1) ↔ Dridex – Um cavalo de Troia bancário direcionado à plataforma Windows e é distribuído via campanhas de spam e kits de exploração, baixado por meio de um anexo de e-mail de spam. O Dridex contata um servidor remoto, envia informações sobre o sistema infectado e também pode baixar e executar módulos arbitrários sob comando. As infecções por Dridex geralmente servem como pontos de apoio iniciais em ataques de ransomware em toda a empresa.
2) ↑ AgentTesla – É um RAT (Remote Access Trojan) avançado que funciona como um keylogger e ladrão de informações, capaz de monitorar e coletar as entradas do teclado da vítima, o teclado do sistema, tirar capturas de tela e filtrar credenciais para uma variedade de software instalado na máquina da vítima (incluindo o Google Chrome, Mozilla Firefox e o cliente de e-mail do Microsoft Outlook).
3) ↑ Trickbot – É um cavalo de Troia bancário dominante, constantemente atualizado com novos recursos e vetores de distribuição, permitindo que seja um malware flexível e personalizável que pode ser distribuído como parte de campanhas multifuncionais.
Principais vulnerabilidades exploradas
Em abril, a “Web Server Exposed Git Repository Information Disclosure” foi a vulnerabilidade mais comum explorada, impactando 46% das organizações globalmente, seguida por “HTTP Headers Remote Code Execution (CVE-2020-13756)” que afetou 45,5% das organizações em todo o mundo. A “MVPower DVR Remote Code Execution” ocupou o terceiro lugar na lista de vulnerabilidades mais exploradas, com um impacto global de 44%.
1) ↑ Web Server Exposed Git Repository Information Disclosure – a vulnerabilidade de divulgação de informações foi relatada no Repositório Git. A exploração bem-sucedida desta vulnerabilidade pode permitir a divulgação não intencional de informações da conta.
2) ↓ HTTP Headers Remote Code Execution (CVE-2020-10826,CVE-2020-10827,CVE-2020-10828,CVE-2020-13756) – Os HTTP Headers permitem que o cliente e o servidor passem informações adicionais com uma solicitação HTTP. Um atacante remoto pode usar um HTTP Header vulnerável para executar um código arbitrário na máquina da vítima.
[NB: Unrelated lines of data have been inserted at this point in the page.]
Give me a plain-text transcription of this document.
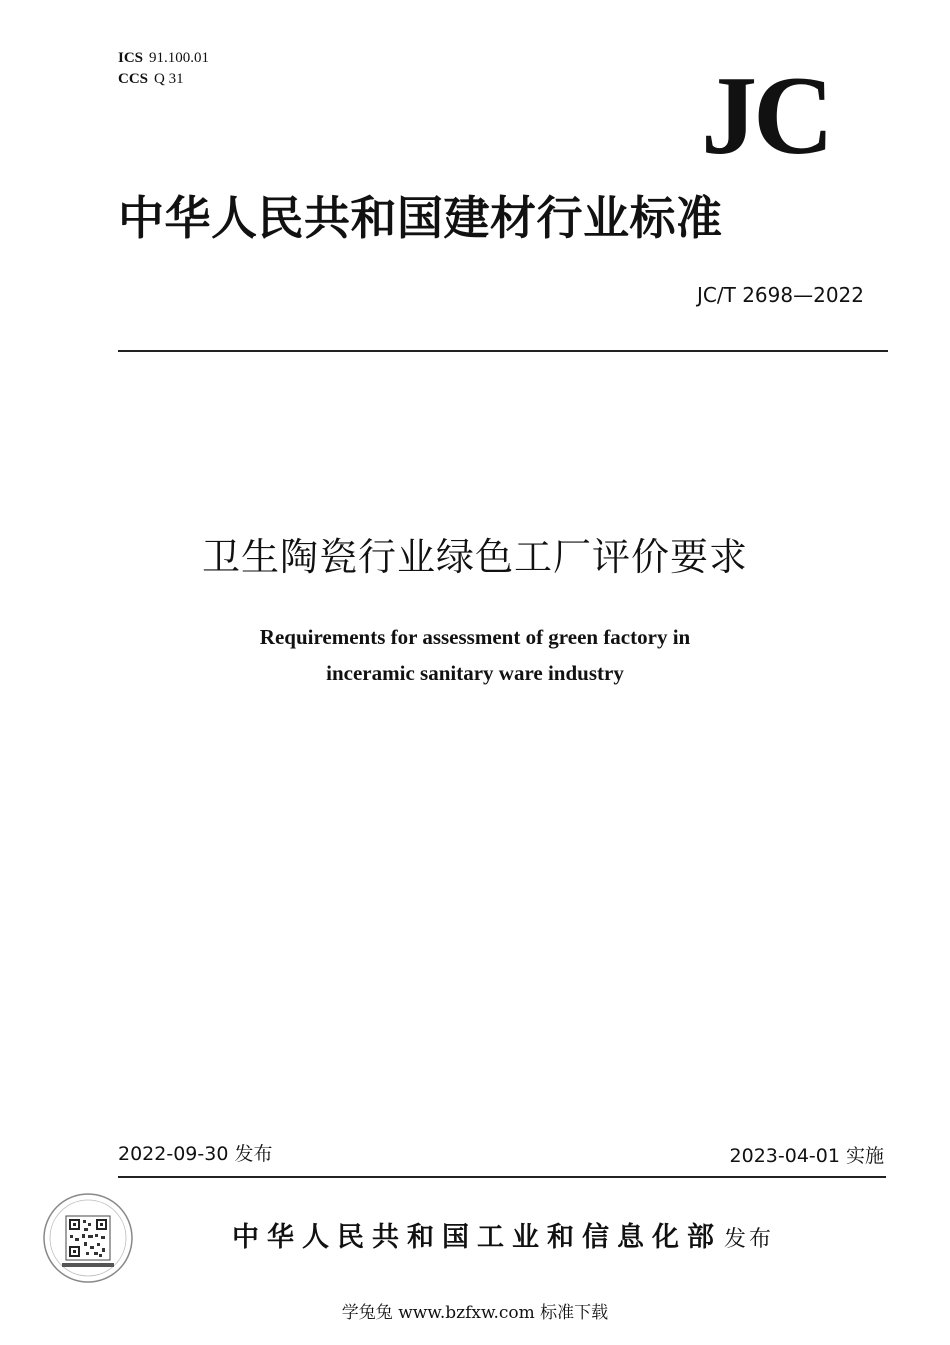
ICS 91.100.01
CCS Q 31	JC
中华人民共和国建材行业标准
JC/T 2698—2022
卫生陶瓷行业绿色工厂评价要求
Requirements for assessment of green factory in
inceramic sanitary ware industry
2022-09-30 发布	2023-04-01 实施
中华人民共和国工业和信息化部 发布
学兔兔 www.bzfxw.com 标准下载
3) ↓ MVPower DVR Remote Code Execution – Uma vulnerabilidade de execução remota de código que existe nos dispositivos MVPower DVR. Um atacante remoto pode explorar essa deficiência para executar código arbitrário no roteador afetado por meio de uma solicitação criada.
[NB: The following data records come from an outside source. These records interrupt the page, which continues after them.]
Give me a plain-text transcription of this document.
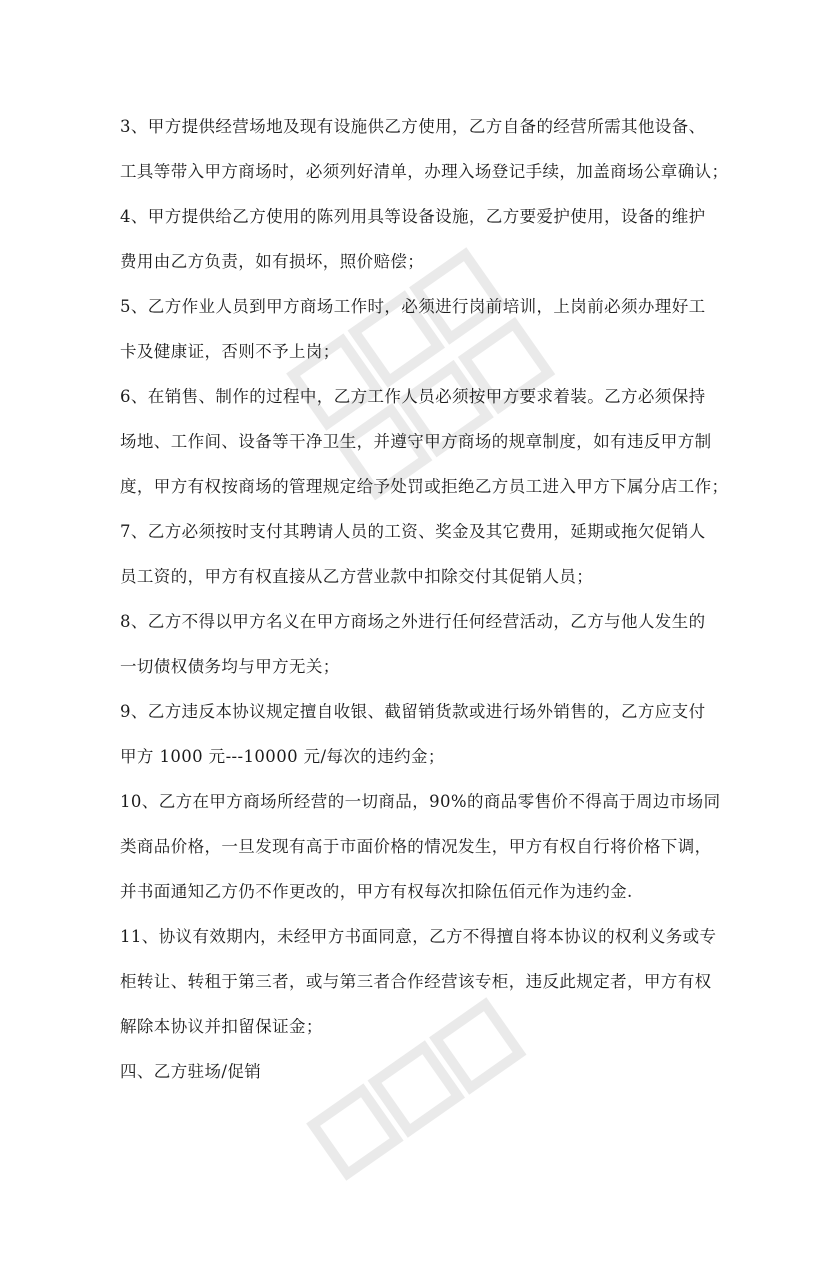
3、甲方提供经营场地及现有设施供乙方使用，乙方自备的经营所需其他设备、
工具等带入甲方商场时，必须列好清单，办理入场登记手续，加盖商场公章确认；
4、甲方提供给乙方使用的陈列用具等设备设施，乙方要爱护使用，设备的维护
费用由乙方负责，如有损坏，照价赔偿；
5、乙方作业人员到甲方商场工作时，必须进行岗前培训，上岗前必须办理好工
卡及健康证，否则不予上岗；
6、在销售、制作的过程中，乙方工作人员必须按甲方要求着装。乙方必须保持
场地、工作间、设备等干净卫生，并遵守甲方商场的规章制度，如有违反甲方制
度，甲方有权按商场的管理规定给予处罚或拒绝乙方员工进入甲方下属分店工作；
7、乙方必须按时支付其聘请人员的工资、奖金及其它费用，延期或拖欠促销人
员工资的，甲方有权直接从乙方营业款中扣除交付其促销人员；
8、乙方不得以甲方名义在甲方商场之外进行任何经营活动，乙方与他人发生的
一切债权债务均与甲方无关；
9、乙方违反本协议规定擅自收银、截留销货款或进行场外销售的，乙方应支付
甲方 1000 元---10000 元/每次的违约金；
10、乙方在甲方商场所经营的一切商品，90%的商品零售价不得高于周边市场同
类商品价格，一旦发现有高于市面价格的情况发生，甲方有权自行将价格下调，
并书面通知乙方仍不作更改的，甲方有权每次扣除伍佰元作为违约金.
11、协议有效期内，未经甲方书面同意，乙方不得擅自将本协议的权利义务或专
柜转让、转租于第三者，或与第三者合作经营该专柜，违反此规定者，甲方有权
解除本协议并扣留保证金；
四、乙方驻场/促销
Principais malwares móveis
Em abril, o xHelper ocupou o primeiro lugar no índice de malware móvel mais prevalente, seguido por Triada e Hiddad.
1) xHelper – Um aplicativo Android malicioso, observado desde março de 2019, usado para baixar outros aplicativos maliciosos e exibir anúncios. O aplicativo é capaz de se esconder do usuário e se reinstala caso seja desinstalado.
2) Triada – Um backdoor modular para Android que concede privilégios de superusuário ao malware baixado.
3) Hiddad – Um malware para Android que empacota novamente aplicativos legítimos e os libera para uma loja de terceiros. Sua principal função é exibir anúncios, mas também pode obter acesso aos principais detalhes de segurança incorporados ao sistema operacional.
Os principais malwares de abril no Brasil
O principal malware no Brasil em abril de 2021 foi o AgentTesla na liderança da lista nacional com um índice de 11,08%, próximo à média global que foi de 11,99%. Entretanto, a lista de principais malwares no Brasil indica este RAT (Remote Access Trojan) em primeiro lugar, mas o Dridex listado em segundo lugar, apresenta o mesmo índice percentual de 11,08%. O malware Trickbot figura em terceiro lugar com o índice de 9,87%.